DIRECT SUPPORT PROFESSIONALS Presented by Susan Constantino President and Chief Executive Office Cerebral Palsy Associations of New York State

DIRECT SUPPORT PROFESSIONALS

Susan Constantino speech FINAL

Before I start I would like to read to you from a job description.

  • Assists individuals with activities of daily living, such as bathing, dressing, and eating
  • Participates in recreational activities, both in-house and in the community
  • Participates as a member of the interdisciplinary team and assists in evaluating and implementing goals/outcomes
  • Communicates and relays participation information to clinicians, supervisors, and co-workers
  • Maintains records, charts, and logs
  • Maintains records including cash journal, ledgers, and medication counts
  • Administers medication
  • Prepares and serves meals
  • Performs general housekeeping tasks
  • Does all of the above with a positive attitude, remembering that their main duty is to ensure the health and safety of the individuals whom they support every day.
  • And they must be ready to work double shifts, in all weather and at a wage hardly higher than the minimum wage.
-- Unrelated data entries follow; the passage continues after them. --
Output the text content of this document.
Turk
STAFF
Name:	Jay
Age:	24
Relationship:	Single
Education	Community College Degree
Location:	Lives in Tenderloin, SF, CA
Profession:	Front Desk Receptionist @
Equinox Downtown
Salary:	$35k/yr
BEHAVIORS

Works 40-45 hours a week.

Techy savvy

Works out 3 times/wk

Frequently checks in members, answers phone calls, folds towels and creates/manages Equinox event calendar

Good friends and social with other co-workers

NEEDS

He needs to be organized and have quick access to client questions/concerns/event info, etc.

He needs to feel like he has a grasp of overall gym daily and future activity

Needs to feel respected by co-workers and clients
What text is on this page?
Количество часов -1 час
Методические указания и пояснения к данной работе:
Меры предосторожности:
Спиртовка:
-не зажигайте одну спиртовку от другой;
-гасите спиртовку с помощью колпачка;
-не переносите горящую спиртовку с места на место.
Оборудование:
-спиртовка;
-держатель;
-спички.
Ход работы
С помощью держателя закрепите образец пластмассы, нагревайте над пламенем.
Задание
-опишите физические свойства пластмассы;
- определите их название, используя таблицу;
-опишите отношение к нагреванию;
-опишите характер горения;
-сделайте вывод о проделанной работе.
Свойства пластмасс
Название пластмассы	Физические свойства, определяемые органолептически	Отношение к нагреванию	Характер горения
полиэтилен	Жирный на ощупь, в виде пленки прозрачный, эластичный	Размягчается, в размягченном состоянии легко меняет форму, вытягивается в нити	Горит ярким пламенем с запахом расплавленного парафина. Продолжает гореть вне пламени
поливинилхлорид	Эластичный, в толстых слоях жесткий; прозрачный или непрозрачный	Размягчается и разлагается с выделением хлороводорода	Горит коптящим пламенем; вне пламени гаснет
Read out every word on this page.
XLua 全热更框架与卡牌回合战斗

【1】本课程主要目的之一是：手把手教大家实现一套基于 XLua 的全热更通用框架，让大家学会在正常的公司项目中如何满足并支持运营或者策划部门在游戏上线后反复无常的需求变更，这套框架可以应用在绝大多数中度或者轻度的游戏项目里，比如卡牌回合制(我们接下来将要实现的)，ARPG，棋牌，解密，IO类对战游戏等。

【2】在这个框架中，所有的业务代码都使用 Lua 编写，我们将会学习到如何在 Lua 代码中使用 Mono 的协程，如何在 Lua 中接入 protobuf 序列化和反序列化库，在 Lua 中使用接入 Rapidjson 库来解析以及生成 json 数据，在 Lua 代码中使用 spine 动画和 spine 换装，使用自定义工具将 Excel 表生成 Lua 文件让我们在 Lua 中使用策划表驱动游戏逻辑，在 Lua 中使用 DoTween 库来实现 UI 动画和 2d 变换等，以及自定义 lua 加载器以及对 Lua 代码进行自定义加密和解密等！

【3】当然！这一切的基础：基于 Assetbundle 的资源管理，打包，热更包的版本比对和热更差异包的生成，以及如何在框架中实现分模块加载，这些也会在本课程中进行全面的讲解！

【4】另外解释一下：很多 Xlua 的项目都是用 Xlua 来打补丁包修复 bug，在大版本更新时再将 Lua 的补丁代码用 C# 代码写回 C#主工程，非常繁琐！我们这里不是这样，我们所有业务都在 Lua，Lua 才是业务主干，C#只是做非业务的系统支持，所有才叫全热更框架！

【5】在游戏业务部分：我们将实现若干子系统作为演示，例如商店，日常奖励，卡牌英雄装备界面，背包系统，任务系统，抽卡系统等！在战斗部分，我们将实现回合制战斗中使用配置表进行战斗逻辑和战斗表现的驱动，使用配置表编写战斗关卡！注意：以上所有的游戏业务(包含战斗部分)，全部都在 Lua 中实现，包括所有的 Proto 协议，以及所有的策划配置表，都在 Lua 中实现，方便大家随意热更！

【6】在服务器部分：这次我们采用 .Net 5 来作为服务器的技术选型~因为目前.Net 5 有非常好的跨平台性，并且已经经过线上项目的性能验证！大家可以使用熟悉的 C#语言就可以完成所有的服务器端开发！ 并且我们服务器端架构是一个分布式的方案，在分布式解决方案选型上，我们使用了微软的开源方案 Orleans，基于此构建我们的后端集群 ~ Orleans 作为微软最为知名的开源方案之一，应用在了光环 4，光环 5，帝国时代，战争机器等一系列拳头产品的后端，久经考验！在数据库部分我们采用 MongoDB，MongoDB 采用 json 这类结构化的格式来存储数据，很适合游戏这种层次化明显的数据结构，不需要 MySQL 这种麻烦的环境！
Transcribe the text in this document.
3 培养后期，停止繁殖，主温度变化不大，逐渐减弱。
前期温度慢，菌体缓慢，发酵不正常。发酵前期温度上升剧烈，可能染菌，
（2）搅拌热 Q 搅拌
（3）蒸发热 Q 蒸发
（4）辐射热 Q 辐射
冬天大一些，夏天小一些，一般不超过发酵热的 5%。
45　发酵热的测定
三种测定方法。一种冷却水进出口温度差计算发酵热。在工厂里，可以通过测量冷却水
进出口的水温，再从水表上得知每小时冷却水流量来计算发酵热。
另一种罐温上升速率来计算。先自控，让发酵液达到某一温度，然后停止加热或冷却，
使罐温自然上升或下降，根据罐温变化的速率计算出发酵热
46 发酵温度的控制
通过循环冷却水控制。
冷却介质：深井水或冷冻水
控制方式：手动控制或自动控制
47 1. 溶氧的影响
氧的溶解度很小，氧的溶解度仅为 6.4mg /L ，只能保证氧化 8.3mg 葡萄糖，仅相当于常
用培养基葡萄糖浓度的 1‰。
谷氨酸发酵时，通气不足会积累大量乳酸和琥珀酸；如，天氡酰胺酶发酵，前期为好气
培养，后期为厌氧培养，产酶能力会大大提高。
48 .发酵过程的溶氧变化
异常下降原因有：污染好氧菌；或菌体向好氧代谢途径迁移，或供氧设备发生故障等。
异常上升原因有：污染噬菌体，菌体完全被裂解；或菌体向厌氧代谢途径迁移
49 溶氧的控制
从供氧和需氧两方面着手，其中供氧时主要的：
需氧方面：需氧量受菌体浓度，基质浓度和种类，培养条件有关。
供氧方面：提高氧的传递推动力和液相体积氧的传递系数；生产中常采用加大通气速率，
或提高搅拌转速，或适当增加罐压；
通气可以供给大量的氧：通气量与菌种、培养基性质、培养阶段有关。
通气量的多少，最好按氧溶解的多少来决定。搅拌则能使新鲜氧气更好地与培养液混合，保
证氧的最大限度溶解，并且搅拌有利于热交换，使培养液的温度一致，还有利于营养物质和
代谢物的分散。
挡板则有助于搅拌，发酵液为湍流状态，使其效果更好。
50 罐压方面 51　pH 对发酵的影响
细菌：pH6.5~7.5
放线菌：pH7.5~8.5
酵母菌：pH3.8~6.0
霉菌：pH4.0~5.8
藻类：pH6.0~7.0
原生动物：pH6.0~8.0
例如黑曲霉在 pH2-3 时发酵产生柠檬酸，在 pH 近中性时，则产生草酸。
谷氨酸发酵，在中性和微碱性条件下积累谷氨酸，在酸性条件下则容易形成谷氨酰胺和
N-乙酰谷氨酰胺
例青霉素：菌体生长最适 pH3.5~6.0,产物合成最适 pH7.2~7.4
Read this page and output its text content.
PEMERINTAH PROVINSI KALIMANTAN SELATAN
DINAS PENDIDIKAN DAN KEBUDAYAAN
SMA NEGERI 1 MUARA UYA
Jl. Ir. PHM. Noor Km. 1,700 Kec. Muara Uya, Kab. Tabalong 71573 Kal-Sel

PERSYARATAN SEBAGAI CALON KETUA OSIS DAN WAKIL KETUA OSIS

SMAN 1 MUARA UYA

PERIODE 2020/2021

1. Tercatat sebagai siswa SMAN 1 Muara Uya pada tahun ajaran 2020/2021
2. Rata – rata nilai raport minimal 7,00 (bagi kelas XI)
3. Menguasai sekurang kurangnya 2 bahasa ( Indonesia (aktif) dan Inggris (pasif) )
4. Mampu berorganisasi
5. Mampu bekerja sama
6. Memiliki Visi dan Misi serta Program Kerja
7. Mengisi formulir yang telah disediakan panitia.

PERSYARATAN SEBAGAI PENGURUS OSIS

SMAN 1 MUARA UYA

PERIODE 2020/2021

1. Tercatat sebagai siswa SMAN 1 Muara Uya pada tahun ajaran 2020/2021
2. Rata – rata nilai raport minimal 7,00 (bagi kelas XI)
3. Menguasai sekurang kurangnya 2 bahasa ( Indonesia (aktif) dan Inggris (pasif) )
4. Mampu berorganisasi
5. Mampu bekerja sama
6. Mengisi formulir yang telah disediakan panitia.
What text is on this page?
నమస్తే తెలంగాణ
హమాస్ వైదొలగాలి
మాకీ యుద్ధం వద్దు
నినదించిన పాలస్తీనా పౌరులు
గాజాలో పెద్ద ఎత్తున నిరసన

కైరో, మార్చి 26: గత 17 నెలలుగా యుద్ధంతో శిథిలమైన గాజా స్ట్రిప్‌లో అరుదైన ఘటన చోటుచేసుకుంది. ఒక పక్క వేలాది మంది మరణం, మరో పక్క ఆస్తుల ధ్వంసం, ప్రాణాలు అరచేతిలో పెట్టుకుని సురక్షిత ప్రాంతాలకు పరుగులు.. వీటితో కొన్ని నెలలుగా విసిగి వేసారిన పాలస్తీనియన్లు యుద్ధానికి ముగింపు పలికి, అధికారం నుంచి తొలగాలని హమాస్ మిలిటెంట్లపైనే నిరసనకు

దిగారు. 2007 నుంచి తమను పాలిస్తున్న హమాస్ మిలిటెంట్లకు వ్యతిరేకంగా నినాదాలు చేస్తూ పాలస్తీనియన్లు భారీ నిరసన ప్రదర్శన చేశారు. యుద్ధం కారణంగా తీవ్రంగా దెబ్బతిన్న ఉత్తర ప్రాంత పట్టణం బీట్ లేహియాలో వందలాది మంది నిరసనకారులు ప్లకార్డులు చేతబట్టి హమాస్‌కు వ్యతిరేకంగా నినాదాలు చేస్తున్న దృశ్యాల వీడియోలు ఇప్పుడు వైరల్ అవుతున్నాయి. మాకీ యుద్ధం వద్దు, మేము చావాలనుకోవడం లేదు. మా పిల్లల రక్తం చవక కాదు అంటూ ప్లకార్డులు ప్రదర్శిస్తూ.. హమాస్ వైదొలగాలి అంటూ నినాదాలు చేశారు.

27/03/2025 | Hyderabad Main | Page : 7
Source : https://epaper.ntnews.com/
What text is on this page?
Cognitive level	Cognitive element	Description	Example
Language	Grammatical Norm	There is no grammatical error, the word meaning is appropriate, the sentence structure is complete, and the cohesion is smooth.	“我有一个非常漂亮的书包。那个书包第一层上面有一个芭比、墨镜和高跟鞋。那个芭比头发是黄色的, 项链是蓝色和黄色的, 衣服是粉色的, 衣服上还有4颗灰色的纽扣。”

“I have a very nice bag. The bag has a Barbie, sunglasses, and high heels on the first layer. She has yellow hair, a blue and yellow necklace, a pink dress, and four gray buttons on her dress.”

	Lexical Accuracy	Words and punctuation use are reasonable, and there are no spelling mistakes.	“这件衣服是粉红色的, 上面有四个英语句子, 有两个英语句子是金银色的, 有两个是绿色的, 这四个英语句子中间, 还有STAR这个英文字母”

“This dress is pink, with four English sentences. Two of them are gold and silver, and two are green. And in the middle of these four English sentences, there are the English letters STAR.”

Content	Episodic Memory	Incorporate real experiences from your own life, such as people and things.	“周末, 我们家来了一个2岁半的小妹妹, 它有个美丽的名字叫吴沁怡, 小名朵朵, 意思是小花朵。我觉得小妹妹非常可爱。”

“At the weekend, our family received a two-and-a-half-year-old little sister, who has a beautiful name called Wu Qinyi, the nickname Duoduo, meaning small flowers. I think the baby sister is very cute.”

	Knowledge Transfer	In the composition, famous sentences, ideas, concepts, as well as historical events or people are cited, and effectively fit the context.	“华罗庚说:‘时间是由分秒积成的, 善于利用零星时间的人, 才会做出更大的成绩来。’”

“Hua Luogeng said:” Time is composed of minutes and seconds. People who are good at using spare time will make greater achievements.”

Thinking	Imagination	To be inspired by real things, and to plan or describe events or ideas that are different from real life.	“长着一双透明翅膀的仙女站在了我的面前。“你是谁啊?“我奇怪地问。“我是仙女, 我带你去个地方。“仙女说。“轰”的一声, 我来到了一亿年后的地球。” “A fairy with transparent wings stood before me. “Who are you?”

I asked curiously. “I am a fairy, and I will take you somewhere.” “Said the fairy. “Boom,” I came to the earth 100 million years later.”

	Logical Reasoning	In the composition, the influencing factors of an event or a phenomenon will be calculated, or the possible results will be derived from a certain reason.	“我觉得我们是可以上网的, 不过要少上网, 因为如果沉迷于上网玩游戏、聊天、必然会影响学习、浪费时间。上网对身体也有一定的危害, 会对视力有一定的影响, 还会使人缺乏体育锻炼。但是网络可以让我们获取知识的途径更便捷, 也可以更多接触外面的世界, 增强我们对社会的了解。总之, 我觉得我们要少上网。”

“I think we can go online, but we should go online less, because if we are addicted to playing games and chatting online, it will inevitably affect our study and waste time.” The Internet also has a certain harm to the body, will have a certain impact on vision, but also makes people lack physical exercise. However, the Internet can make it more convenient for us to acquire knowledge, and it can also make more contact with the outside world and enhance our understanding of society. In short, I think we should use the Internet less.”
That is the career of the Direct Support Professional (DSP).

I have not mentioned all the job duties because the list is too long and I know you all know the value of DSPs and others who work in our agencies. The real question is how do we get the Governor to recognize the amazing value of these dedicated individuals. At least 90% or greater of most provider dollars come from Medicaid. And if the State does not increase the dollars to the providers, there is no money for raises.

OPWDD assembled a Transformation Panel in 2015 with the charge to develop a plan which would guide OWPDD’s system transition to a sustainable future with a more flexible and person centered system of supports. The Transformation Panel issued several recommendations about ways to better support staff to do their jobs with enhanced training, better tools, and greater opportunities for advancement. All of these recommendations are great. But without dollars to increase salaries, these are just empty words.

Direct Support Professionals do not do minimum wage work. You heard the list of responsibilities. Those are not minimum wage responsibilities. Before the increase in the minimum wage (which we support), we were able to pay our valued workers above the minimum wage. While we have not surveyed all providers on the exact number, we do know that in 2006, there were many agencies that were paying 20%-40% above the minimum wage that was in effect in 2006. DSPs knew that they were valued for their skills in supporting people with developmental disabilities. Today most DSP wages are only slightly above the minimum wage, if at all, and are likely to be as much as 9% below the fast food minimum wage.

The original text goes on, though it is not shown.